ジル サンダー(JIL SANDER)の2023年秋冬コレクションが発表された。
今季、ルーシー&ルーク・メイヤーは“個性”に重きを置いた。いついかなる時でも、好きなように自分自身を着飾れるように、様々な象徴的な衣服やアクセサリーなどを提案する。とりわけ、今シーズンは衣服のバランスやシルエットが豊富かつ多彩で、エアリーでロング、浮遊感のあるルックが散見された。
また今季の鍵を握るのは、スポーツウェアやデニム、クチュールなど、それぞれの形式は踏襲しつつも、シルエットや素材、ディテールなどの融合を通して盛り込んだ一種の斬新さ。その好例が、エンボス加工でロゴを施したホワイトとブラックのバイカージャケットだ。スポーツ要素をふんだんに盛り込み、男女にとらわれないジェンダーレスな着こなしを可能にした。
フェルトやウールなど多様な素材使いも目立つ。たとえば、マテラッセ加工を用いたふわふわのセーター、フェルト素材のコートやドレスに施したニードルパンチは、線の境目をぼかし、まるでだまし絵のように映る。
ふわりと揺れる軽快なシルエットも目を惹く。特に、ボリュームたっぷりの袖がついたドレスは、シャボン玉のように膨らみを見せる。ライトブルーやブラックの無地に加え、不規則なチェック柄で彩られている。
遊び心溢れるディテールにも注目。ノースリーブやTシャツといったトップスに大胆にあしらわれたキャンディやチェリーのイラストは、ウールにインターシャ編み、フェルトやデニムにプリントで表現されており、ポップな印象を付与した。

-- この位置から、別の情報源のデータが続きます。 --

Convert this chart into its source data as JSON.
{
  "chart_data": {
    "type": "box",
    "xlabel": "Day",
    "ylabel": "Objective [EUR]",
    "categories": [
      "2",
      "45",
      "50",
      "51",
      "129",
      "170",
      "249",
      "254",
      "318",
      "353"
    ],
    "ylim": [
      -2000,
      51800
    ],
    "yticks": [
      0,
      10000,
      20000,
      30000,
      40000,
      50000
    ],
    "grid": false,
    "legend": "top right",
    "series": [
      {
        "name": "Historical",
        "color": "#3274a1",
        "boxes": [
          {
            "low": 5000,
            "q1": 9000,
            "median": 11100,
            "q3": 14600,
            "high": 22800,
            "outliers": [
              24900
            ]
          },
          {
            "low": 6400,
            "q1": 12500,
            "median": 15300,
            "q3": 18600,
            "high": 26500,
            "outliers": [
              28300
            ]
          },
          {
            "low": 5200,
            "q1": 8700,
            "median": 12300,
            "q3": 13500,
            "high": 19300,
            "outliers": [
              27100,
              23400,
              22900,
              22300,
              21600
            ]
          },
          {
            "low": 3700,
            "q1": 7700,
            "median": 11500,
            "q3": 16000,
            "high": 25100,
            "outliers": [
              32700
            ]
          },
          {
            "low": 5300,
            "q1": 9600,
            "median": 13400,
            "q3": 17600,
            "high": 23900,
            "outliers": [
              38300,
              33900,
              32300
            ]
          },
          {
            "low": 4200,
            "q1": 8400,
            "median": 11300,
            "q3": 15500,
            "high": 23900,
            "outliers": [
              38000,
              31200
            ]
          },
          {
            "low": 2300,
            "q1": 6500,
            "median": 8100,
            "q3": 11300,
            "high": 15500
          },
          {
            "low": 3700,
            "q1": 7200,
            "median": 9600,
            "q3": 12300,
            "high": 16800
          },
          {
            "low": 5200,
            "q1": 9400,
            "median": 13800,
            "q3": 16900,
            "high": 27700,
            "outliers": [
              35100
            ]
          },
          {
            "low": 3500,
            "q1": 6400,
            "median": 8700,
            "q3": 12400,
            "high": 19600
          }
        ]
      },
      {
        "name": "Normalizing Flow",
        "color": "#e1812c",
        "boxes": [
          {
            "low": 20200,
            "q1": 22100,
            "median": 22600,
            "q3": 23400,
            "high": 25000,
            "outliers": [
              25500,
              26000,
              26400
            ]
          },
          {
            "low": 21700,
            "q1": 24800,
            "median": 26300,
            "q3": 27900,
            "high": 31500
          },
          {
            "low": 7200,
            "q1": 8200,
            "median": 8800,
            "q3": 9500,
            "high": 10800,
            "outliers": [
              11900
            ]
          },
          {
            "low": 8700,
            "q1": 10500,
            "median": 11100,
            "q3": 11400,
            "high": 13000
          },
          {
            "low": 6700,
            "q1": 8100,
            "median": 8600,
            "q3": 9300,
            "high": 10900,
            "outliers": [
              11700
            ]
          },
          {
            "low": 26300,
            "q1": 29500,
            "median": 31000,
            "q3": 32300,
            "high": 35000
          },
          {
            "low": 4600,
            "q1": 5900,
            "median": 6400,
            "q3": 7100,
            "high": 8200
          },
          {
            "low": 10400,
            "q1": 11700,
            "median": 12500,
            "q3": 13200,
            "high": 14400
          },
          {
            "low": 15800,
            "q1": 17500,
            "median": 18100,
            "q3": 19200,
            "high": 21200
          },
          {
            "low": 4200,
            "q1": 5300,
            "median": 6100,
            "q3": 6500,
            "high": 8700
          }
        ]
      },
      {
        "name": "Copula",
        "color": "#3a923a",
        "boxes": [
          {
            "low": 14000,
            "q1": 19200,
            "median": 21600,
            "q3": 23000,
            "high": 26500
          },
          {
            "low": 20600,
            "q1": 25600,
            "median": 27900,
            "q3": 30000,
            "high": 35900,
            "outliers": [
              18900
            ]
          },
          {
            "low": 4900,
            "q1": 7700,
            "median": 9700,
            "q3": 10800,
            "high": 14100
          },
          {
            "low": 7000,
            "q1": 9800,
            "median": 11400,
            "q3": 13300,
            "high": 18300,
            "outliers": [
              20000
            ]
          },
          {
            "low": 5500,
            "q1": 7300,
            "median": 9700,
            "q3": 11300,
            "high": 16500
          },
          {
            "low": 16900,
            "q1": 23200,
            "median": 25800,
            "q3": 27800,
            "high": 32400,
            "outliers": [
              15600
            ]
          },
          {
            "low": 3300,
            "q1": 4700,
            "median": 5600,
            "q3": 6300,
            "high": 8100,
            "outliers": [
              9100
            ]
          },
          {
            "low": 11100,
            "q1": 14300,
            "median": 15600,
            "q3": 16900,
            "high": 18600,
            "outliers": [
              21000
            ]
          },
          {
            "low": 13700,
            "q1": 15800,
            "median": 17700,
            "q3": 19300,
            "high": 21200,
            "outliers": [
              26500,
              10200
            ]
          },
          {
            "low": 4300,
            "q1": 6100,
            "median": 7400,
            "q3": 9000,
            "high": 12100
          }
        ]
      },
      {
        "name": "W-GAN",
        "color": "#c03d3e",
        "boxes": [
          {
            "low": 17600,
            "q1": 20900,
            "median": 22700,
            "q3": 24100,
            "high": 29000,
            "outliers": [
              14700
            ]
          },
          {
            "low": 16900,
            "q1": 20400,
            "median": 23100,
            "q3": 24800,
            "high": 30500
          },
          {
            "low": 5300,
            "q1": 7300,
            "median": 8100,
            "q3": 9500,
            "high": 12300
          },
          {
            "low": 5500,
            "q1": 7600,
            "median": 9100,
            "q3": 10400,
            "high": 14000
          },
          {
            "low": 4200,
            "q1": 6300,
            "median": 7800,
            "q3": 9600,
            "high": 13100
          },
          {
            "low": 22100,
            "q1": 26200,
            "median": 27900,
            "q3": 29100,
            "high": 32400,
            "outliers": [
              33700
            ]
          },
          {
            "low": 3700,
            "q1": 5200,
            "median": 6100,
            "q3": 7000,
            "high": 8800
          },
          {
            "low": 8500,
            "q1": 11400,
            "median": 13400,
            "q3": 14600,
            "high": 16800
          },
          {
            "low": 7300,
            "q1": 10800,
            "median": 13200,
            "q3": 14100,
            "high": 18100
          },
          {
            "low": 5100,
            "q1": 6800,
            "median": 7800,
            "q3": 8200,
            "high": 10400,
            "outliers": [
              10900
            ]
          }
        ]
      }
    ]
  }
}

また、“花”をモチーフにしたルックも多く見られた今季。襟が反対向きに立っているような、エアリーなホワイトコットンで仕立てたロングドレス全体に、銀色に輝く花々を敷き詰めたルックはその一例だ。花は銀色のスパンコールと砕かれたアルミニウムで形成し、ドレスを華やかに飾り立てた。